The truth is that ministers regard education standards as infinitely malleable in the wholly disreputable and discredited cause of social engineering.

This is not some Old Labour aberration in the government’s ranks. Until he became an MP at the last election, youthful Miliband ran the Prime Minister’s policy unit. He is not only a rising star. He is at the intellectual heart of the Blairite project.

We can now see that the abolition of Clause Four was no more than a propaganda stunt designed to mislead us into believing that New Labour had renounced ideology and entered the real world. Not so. Blairism has turned out to be an absolutely lethal combination of old style egalitarianism and post-modern vandalism of existing institutions and values.

Not surprisingly, its education policies have not brought about egalitarian heaven on earth.

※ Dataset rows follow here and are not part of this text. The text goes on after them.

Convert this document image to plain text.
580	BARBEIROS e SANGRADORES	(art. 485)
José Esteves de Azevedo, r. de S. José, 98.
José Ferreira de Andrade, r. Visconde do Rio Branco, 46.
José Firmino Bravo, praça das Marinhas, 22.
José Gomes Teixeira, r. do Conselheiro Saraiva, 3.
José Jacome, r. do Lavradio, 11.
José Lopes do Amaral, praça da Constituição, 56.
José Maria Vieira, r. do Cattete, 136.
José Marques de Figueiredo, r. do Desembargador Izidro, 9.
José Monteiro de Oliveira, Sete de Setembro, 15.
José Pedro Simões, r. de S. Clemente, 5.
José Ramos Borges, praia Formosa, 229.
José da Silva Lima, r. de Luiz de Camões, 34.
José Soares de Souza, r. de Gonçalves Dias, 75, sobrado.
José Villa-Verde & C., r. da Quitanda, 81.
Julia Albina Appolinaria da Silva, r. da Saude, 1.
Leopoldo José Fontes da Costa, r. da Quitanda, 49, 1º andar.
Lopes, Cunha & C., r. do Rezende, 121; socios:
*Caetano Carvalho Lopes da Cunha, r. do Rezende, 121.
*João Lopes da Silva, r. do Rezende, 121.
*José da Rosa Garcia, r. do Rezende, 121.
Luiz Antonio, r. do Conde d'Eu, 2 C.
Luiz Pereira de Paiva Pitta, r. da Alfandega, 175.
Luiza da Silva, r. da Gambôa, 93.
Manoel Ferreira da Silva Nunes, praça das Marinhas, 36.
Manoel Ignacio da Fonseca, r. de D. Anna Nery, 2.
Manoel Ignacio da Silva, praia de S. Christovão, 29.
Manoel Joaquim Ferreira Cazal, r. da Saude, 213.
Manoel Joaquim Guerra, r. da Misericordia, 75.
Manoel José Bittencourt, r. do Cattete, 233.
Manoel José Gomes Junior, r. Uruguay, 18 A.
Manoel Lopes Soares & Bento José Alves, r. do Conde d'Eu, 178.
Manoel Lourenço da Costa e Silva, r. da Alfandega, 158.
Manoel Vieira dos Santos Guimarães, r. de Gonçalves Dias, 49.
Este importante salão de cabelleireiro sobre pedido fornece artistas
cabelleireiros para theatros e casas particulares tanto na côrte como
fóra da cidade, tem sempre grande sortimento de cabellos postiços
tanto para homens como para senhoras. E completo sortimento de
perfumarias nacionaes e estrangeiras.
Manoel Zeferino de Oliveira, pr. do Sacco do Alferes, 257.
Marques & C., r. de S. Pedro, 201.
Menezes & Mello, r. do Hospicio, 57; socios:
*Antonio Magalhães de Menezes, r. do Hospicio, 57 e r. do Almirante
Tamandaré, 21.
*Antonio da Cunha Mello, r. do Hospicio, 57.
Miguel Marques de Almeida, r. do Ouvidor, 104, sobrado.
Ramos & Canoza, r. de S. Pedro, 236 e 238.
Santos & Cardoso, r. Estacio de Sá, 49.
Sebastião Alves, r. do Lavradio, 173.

And as every policy fails in this crazy aim, the government introduces yet another to block the exit for all those desperately trying to escape the rising tide of destruction.

Thus, higher education was expanded; but it wasn’t enough to bump up working-class numbers. So universities were paid by results, with more and more students awarded both places and degrees regardless of standards; but it still wasn’t enough.

So a postcode premium was introduced under which universities lost money if they didn’t take students from poor areas; but it still wasn’t enough. So now ministers are taking an axe to university standards themselves. No doubt it is only a matter of time before they abolish exams altogether and award a degree-level certificate to everyone in the country.

And now to cap it all, parents who have fled in despair to the independent sector as the last redoubt of reliable educational standards (and who have paid twice for education through taxes and fees) find their children are to be punished for the crime of being well-educated.

Enabling bright children from poor backgrounds to rise through the agency of education was once the great liberal ideal of our political class. This meritocracy, which expressed itself through the grammar schools, enabled poor children of talent to rise out of disadvantage.

But now, with the very idea of meritocracy destroyed in the name of a spurious equality, working-class pupils have less [ital]opportunity than before.

The universities have spinelessly connived at this disaster. In private, vice-chancellors bemoan the collapse of standards. In public, they refuse to blow the whistle, choosing instead to further corrupt academic quality in order not to jeopardise government funding.

The only way out is for the universities – and, indeed, the entire education system – to be set free altogether from political control.

For it is truly astounding that this government has fooled so many for so long that raising education standards lies at the heart of its vision. Instead, it is taking an axe to excellence in the name of uniformity. Equal opportunity, RIP.